The media, for example, likes to separate “housing” and “immigration” as two distinct issues when conducting opinion polls of the public. And they will therefore performatively come to the dishonest conclusion that “housing is a more important issue to the public than immigration is”. The simple problem is that anyone with a functioning brain, as well as functioning eyes and ears, can see that immigration and housing are not the different issues, but the same issue.
We are told for example that we need 50,000 new homes per year just to keep up with population growth, but in 2024, per the CSO, we had population growth of 98,700 people of which 79,300 was the result of net inward migration. More than four out of five of all the additional people in the state to the end of April 2024 were here as a result of migration. We need all the new homes because of immigration, not because of any other population driver.
Then there is the other point, which is the reason that Saturday’s protest was a sea of tricolours barely seen since the heady days of Italia ’90. That point is that for many of the people in attendance, immigration is an issue of identity as well as economics.
The nature of protest movements is that the loudest voices tend to dominate them, and thus questions of identity are often reduced to “Ireland for the Irish”, or other trite four-word slogans like “remigration for the nation”. But in reality, this too is a basic question of fairness, not simple race or ethnicity.
For whom and for what reason does an Irish person pay his or her taxes? The entire point of the state, and the entire legitimacy of its demands on the income of Irish people, is so that we can look after each other. My wife and I, with no children, pay our taxes to fund the child benefit of Irish families with children. In turn and in time, those children will grow up and pay their taxes to fund our retirement and care in our dotage. The entire system is based on the idea that you put in what you can, and you take out what you need.
Yet for a generation now, Irish people have increasingly been asked to fund the welfare (by which I do not only mean literal social welfare) of people who are not part of our national social compact, and who did not contribute. This was perhaps most memorably highlighted by the plain words of a heartbroken boyfriend, who lamented that his girlfriend’s murderer had come here and lived for a decade on the state’s generosity, never having contributed himself.
And then there are the existential questions: Why has this state laboured for years to protect the Irish language and Gaeltacht communities – at extensive cost – only to decide latterly that Gaeltacht communities should be home to hundreds if not thousands of people who neither speak the language nor understand the culture?
Almost the entire history of this island – as taught in Irish schools – is about that very national struggle to maintain our identity in the face of alleged foreign encroachment upon it. This is the very great irony of the moment: The Irish state represents itself as the heirs to an oft-exaggerated millennium-long struggle against our English neighbours for Irishness, while simultaneously now arguing that Irishness itself no longer matters and that you are an extremist for wishing to preserve it.

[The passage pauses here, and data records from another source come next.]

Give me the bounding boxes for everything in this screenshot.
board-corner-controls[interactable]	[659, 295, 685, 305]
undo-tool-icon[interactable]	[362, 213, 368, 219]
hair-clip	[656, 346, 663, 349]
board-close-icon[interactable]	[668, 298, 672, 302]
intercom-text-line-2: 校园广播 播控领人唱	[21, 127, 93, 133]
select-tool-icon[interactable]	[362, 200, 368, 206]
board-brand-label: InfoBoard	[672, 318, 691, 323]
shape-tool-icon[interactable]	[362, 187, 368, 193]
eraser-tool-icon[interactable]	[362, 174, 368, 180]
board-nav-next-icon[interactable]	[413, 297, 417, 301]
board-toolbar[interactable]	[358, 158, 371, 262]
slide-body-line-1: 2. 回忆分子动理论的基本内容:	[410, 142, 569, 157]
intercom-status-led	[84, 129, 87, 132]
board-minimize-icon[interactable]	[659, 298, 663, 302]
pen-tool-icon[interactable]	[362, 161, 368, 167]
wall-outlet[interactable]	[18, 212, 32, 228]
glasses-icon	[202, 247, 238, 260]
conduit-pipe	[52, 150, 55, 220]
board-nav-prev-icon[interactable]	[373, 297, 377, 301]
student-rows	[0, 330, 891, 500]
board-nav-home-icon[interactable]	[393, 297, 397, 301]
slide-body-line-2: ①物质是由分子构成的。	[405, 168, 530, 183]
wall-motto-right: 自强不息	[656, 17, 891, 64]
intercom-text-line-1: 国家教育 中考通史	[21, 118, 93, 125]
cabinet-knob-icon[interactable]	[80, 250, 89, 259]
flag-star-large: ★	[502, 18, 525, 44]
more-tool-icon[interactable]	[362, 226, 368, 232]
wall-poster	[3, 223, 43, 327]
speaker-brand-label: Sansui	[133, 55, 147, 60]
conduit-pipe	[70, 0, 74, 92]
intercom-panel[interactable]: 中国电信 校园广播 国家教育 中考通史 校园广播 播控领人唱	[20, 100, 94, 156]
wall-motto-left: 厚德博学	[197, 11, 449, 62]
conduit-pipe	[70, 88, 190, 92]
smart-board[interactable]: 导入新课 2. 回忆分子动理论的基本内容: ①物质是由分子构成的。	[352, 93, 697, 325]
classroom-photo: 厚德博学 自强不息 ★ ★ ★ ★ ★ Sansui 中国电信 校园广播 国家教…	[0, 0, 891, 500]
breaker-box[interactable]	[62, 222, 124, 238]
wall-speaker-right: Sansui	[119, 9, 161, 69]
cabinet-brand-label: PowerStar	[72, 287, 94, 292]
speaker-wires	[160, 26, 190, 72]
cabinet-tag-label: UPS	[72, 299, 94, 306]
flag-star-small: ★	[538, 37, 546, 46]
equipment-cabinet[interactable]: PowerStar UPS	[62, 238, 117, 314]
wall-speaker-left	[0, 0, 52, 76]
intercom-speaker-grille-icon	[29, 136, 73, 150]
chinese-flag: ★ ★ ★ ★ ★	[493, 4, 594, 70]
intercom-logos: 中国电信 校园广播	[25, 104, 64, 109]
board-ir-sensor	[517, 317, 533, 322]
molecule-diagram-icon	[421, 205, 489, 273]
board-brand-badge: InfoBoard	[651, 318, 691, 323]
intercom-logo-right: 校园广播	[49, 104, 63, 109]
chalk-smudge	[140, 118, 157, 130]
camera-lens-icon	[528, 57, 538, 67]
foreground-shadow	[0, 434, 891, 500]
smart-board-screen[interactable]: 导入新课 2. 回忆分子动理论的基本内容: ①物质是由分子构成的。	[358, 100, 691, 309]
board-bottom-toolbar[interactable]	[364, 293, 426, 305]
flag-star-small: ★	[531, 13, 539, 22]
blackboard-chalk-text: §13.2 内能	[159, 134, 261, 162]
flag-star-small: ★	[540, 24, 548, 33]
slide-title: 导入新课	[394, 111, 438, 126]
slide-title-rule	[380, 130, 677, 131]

The public have had enough.
That does not mean, sadly for some of those who desire to present themselves as the heads or limbs of the body of people who marched on Saturday, that Irish people are ready to embrace a worker’s revolutionary movement, or that they are ready to leave the European Union or plaster Dublin with iconography of Vladimir Putin.

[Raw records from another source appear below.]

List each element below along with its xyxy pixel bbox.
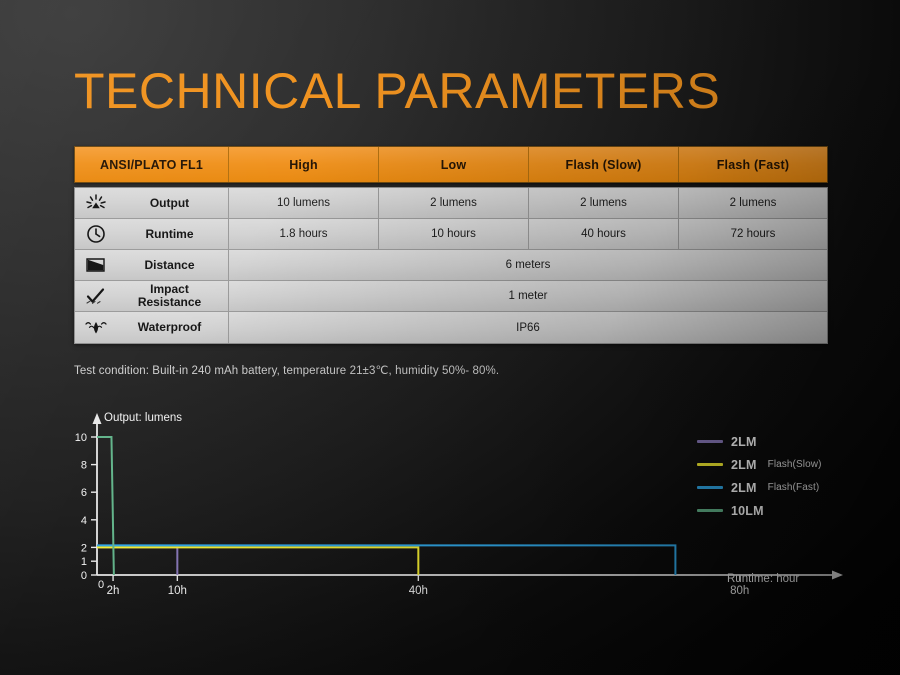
y-tick-label: 4 [81, 515, 87, 527]
impact-line-2: Resistance [138, 295, 201, 309]
row-label-impact-resistance: ImpactResistance [75, 281, 229, 311]
clock-icon [81, 223, 111, 245]
impact-check-icon [81, 285, 111, 307]
table-cell-merged: 1 meter [229, 281, 827, 311]
row-label-output: Output [75, 188, 229, 218]
table-cell: 10 lumens [229, 188, 379, 218]
table-header-cell-2: Low [379, 147, 529, 182]
y-tick-label: 6 [81, 487, 87, 499]
table-header-row: ANSI/PLATO FL1 High Low Flash (Slow) Fla… [74, 146, 828, 183]
table-row: Output 10 lumens 2 lumens 2 lumens 2 lum… [75, 188, 827, 219]
y-tick-label: 1 [81, 556, 87, 568]
chart-legend: 2LM2LMFlash(Slow)2LMFlash(Fast)10LM [697, 430, 887, 522]
table-cell-merged: IP66 [229, 312, 827, 343]
legend-swatch-icon [697, 486, 723, 489]
legend-item: 10LM [697, 499, 887, 522]
table-row: Distance 6 meters [75, 250, 827, 281]
table-cell: 2 lumens [529, 188, 679, 218]
chart-series [97, 437, 675, 575]
row-label-text: Distance [117, 259, 228, 272]
legend-label: 2LM [731, 435, 757, 449]
chart-line-10lm [97, 437, 114, 575]
waterdrop-icon [81, 317, 111, 339]
table-cell-merged: 6 meters [229, 250, 827, 280]
x-tick-label: 0 [98, 579, 104, 591]
table-row: Runtime 1.8 hours 10 hours 40 hours 72 h… [75, 219, 827, 250]
legend-item: 2LM [697, 430, 887, 453]
table-cell: 72 hours [679, 219, 827, 249]
row-label-text: Output [117, 197, 228, 210]
y-tick-label: 2 [81, 542, 87, 554]
chart-ticks: 0124681002h10h40h80h [75, 432, 750, 597]
chart-line-2lm-flashfast [97, 545, 675, 575]
chart-line-2lm [97, 547, 177, 575]
chart-x-axis-label: Runtime: hour [727, 573, 799, 585]
x-tick-label: 2h [107, 585, 120, 597]
page-title: TECHNICAL PARAMETERS [74, 66, 720, 116]
row-label-waterproof: Waterproof [75, 312, 229, 343]
specs-table: ANSI/PLATO FL1 High Low Flash (Slow) Fla… [74, 146, 828, 344]
legend-label: 2LM [731, 481, 757, 495]
table-header-cell-3: Flash (Slow) [529, 147, 679, 182]
row-label-text: ImpactResistance [117, 283, 228, 308]
legend-sublabel: Flash(Slow) [768, 459, 822, 470]
y-tick-label: 0 [81, 570, 87, 582]
row-label-distance: Distance [75, 250, 229, 280]
table-header-cell-0: ANSI/PLATO FL1 [75, 147, 229, 182]
chart-line-2lm-flashslow [97, 547, 418, 575]
light-burst-icon [81, 192, 111, 214]
row-label-runtime: Runtime [75, 219, 229, 249]
legend-swatch-icon [697, 509, 723, 512]
legend-swatch-icon [697, 463, 723, 466]
slide-root: TECHNICAL PARAMETERS ANSI/PLATO FL1 High… [0, 0, 900, 675]
chart-y-axis-label: Output: lumens [104, 412, 182, 424]
table-row: Waterproof IP66 [75, 312, 827, 343]
legend-label: 10LM [731, 504, 764, 518]
table-header-cell-1: High [229, 147, 379, 182]
table-cell: 40 hours [529, 219, 679, 249]
beam-distance-icon [81, 254, 111, 276]
table-cell: 2 lumens [379, 188, 529, 218]
row-label-text: Runtime [117, 228, 228, 241]
y-tick-label: 10 [75, 432, 87, 444]
test-condition-note: Test condition: Built-in 240 mAh battery… [74, 363, 499, 377]
table-cell: 10 hours [379, 219, 529, 249]
table-row: ImpactResistance 1 meter [75, 281, 827, 312]
x-tick-label: 80h [730, 585, 749, 597]
table-header-cell-4: Flash (Fast) [679, 147, 827, 182]
legend-item: 2LMFlash(Slow) [697, 453, 887, 476]
table-body: Output 10 lumens 2 lumens 2 lumens 2 lum… [74, 187, 828, 344]
row-label-text: Waterproof [117, 321, 228, 334]
table-cell: 2 lumens [679, 188, 827, 218]
legend-label: 2LM [731, 458, 757, 472]
table-cell: 1.8 hours [229, 219, 379, 249]
legend-sublabel: Flash(Fast) [768, 482, 820, 493]
x-tick-label: 40h [409, 585, 428, 597]
x-tick-label: 10h [168, 585, 187, 597]
legend-swatch-icon [697, 440, 723, 443]
y-tick-label: 8 [81, 460, 87, 472]
legend-item: 2LMFlash(Fast) [697, 476, 887, 499]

But it does mean that they want substantial and urgent change. And if nobody else offers it, then in time, a growing number of them will simply choose one of the disparate heads and limbs, and follow it where it takes them.
The Irish establishment have four years until the next General Election, when their power might reasonably be threatened once more. If the situation has not improved by then, they may well find that the strange beast that marched on Saturday has evolved into something much more sleek, agile, and threatening to them than it presently is.